Andrea Cavelti: Eigentlich kaum. Es gibt zwar manchmal Leute, die unüberlegte Bemerkungen machen. Die mir zum Beispiel sagen, man könne ja wirklich froh sein, wenn man nicht so ein Kind habe. Da denke ich dann: «Bitte, sag das nicht!»
Johannes Cavelti: Die Leute haben oft Angst, sie wissen nicht recht, wie sie mit der Situation umgehen sollen. Dabei schätzen wir es, wenn Leute auf uns zukommen und Fragen stellen. Kinder machen das gut, sie kommen spontan und fragen einfach.
Was bringt Ihnen der Kontakt mit anderen betroffenen Familien?
Andrea Cavelti: Wir wussten gar nicht, wie viele Familien es gibt, die sich in einer ähnlichen Lage befinden. Man kriegt es gar nicht mit, man lebt in dieser anderen Welt, dieser normalen Welt. Und das ist auch richtig so. Aber sobald man so ein spezielles Kind hat, merkt man, was es für Schicksale gibt. Der Kontakt mit betroffenen Familien ist wertvoll, man hat viele Gemeinsamkeiten, auch wenn die Geschichten jeweils anders sind. Aber die Themen sind gleich, und auch die Schwierigkeiten – zum Beispiel mit den Ärzten oder der IV – sind oft ähnlich.

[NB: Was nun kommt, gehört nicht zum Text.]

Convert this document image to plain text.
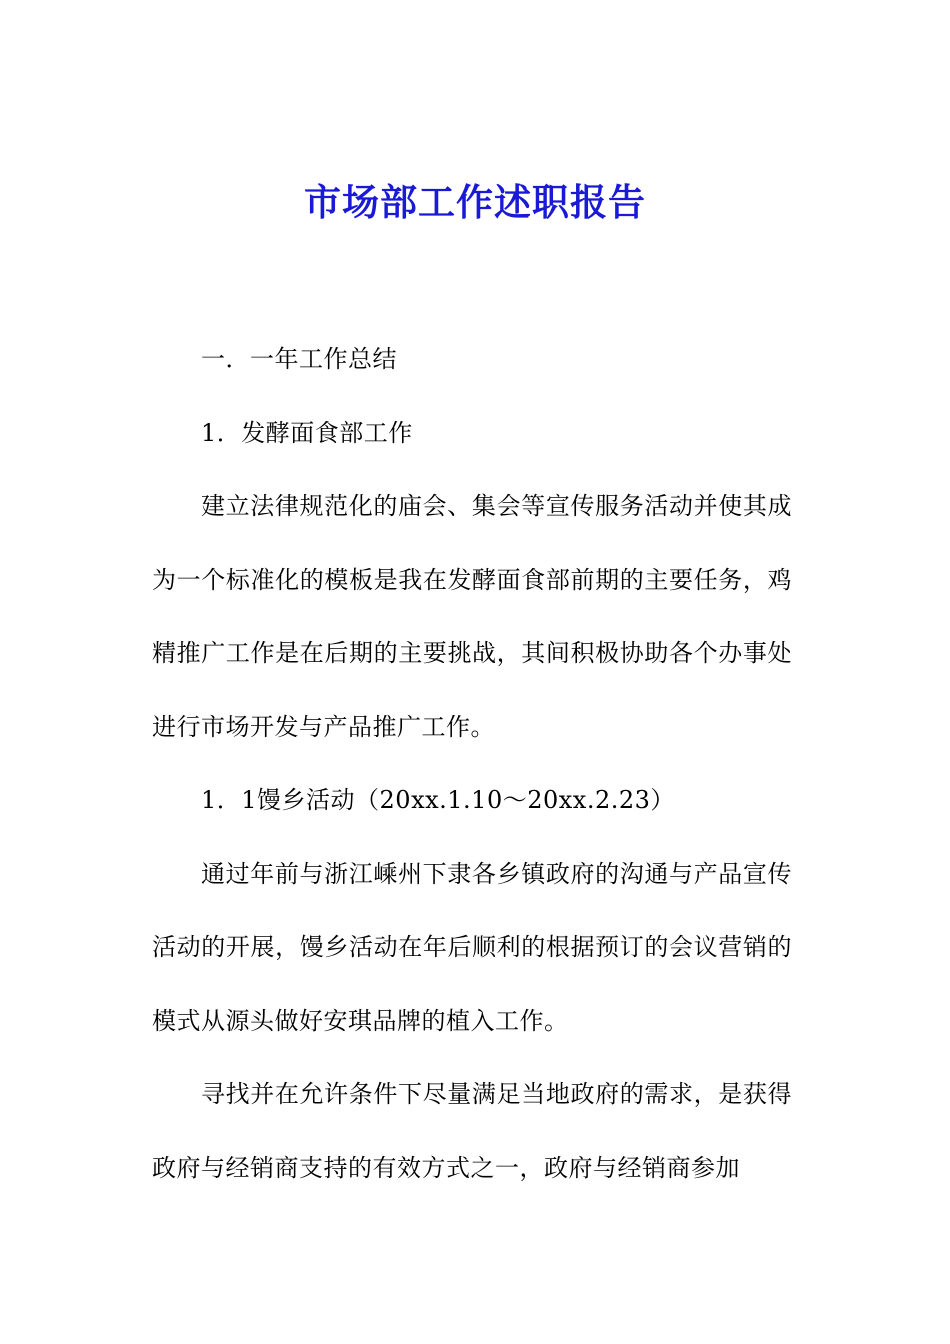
市场部工作述职报告

一．一年工作总结

1．发酵面食部工作

建立法律规范化的庙会、集会等宣传服务活动并使其成为一个标准化的模板是我在发酵面食部前期的主要任务，鸡精推广工作是在后期的主要挑战，其间积极协助各个办事处进行市场开发与产品推广工作。

1．1馒乡活动（20xx.1.10～20xx.2.23）

通过年前与浙江嵊州下隶各乡镇政府的沟通与产品宣传活动的开展，馒乡活动在年后顺利的根据预订的会议营销的模式从源头做好安琪品牌的植入工作。

寻找并在允许条件下尽量满足当地政府的需求，是获得政府与经销商支持的有效方式之一，政府与经销商参加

Johannes Cavelti: Viel bringt auch der Förderverein KMSK. Der bringt betroffene Familien zusammen.
Der Förderverein KMSK hat Ihnen geholfen?
Andrea Cavelti: Ja, der stellt unter anderem einen Grundstock von Informationen zur Verfügung, so dass man sich selber helfen kann. Erst auf seiner Website habe ich zum Beispiel gesehen, dass es einen Entlastungsdienst gibt.
Johannes Cavelti: Grundsätzlich, das muss ich hier einfach mal sagen, die Möglichkeiten, die man in der Schweiz hat, die sind einfach enorm. Das lernt man in einer solchen Situation kennen. Diese Institutionen, die Anlaufstellen, das ist extrem positiv. Da sind wir sehr dankbar.